Introduction
MockServer enables developers to mock any HTTP or HTTPS service for integration testing, development, and debugging. It supports defining expectations through a REST API, Java client, or JSON configuration, and can also act as a recording proxy that captures real traffic for later replay.
What MockServer Does
- Stubs HTTP and HTTPS endpoints with configurable request matchers and response templates
- Records and replays traffic when running as a proxy in front of real services
- Verifies that expected requests were made with correct headers, body, and parameters
- Supports dynamic responses with JavaScript templates, delays, and connection drops
- Runs as a Docker container, JUnit rule, Maven plugin, or standalone JAR
Architecture Overview
MockServer is a Netty-based Java application that listens on configured ports for HTTP and HTTPS connections. Incoming requests are matched against a list of expectations ordered by priority. Each expectation defines request matchers (path, headers, body, query params) and an action (respond, forward, callback, or error). When acting as a proxy, it forwards requests to the real service and records the exchange. The REST API and web UI allow runtime management of expectations and verification of logged requests.

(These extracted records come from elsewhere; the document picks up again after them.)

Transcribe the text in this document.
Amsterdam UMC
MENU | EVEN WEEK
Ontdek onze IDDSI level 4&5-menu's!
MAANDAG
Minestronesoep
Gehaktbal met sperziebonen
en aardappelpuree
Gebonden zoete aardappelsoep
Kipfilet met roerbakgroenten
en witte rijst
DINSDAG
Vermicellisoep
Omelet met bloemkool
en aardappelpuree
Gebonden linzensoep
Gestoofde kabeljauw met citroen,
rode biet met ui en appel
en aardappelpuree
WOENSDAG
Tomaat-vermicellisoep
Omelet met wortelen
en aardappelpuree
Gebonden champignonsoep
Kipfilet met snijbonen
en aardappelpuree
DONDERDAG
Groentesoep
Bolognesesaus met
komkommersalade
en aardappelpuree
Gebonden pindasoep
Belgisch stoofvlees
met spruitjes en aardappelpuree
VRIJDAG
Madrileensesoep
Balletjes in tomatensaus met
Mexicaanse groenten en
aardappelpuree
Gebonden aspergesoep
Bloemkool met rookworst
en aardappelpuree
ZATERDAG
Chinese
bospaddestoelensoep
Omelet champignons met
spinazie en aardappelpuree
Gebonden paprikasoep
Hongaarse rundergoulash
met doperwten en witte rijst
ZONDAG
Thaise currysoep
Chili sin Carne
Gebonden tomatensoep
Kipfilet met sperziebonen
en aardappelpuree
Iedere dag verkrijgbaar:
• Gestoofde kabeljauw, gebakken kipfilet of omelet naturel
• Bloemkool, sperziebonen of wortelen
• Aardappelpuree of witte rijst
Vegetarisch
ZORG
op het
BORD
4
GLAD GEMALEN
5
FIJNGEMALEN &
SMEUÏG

Self-Hosting & Configuration
- Run via Docker:
docker run -d -p 1080:1080 mockserver/mockserver - Add as a Maven or Gradle dependency for JUnit-based test suites
- Configure TLS with custom certificates for HTTPS mocking
- Define expectations in JSON files loaded at startup for repeatable test environments
- Use environment variables to set log levels, max expectations, and memory limits
Key Features
- Rich request matching by path, regex, JSON body, JSON schema, XPath, and headers
- Dynamic response templating with JavaScript, Velocity, or Mustache templates
- Proxy mode records real API traffic and generates expectations automatically
- Request verification API asserts that specific calls were made during a test
- Web dashboard visualizes active expectations, logged requests, and matched responses
Comparison with Similar Tools
- WireMock — Similar Java-based mocking; MockServer adds proxy recording and JavaScript templates
- MSW (Mock Service Worker) — Browser and Node.js interception; MockServer is a standalone server for backend integration tests
- Hoverfly — Go-based simulation proxy; MockServer has richer Java ecosystem integration
- Prism — OpenAPI-based mock server; MockServer is schema-agnostic with manual expectation control
- JSON Server — Simple REST fake server; MockServer provides full request matching and verification
FAQ
Q: Can MockServer mock WebSocket connections? A: MockServer focuses on HTTP and HTTPS. For WebSocket mocking, consider using a dedicated WebSocket mock tool alongside it.
Q: How do I use MockServer in JUnit tests? A: Add the mockserver-junit-jupiter dependency and use the @ExtendWith(MockServerExtension.class) annotation to automatically start and stop the server per test class.
Q: Can I simulate slow responses or errors? A: Yes. Expectations support response delays, connection drops, and custom error codes to test timeout handling and error recovery in clients.
Q: Does MockServer support HTTPS with custom certificates? A: Yes. You can provide your own CA certificate and private key so MockServer generates dynamic certificates for any hostname, enabling transparent HTTPS mocking.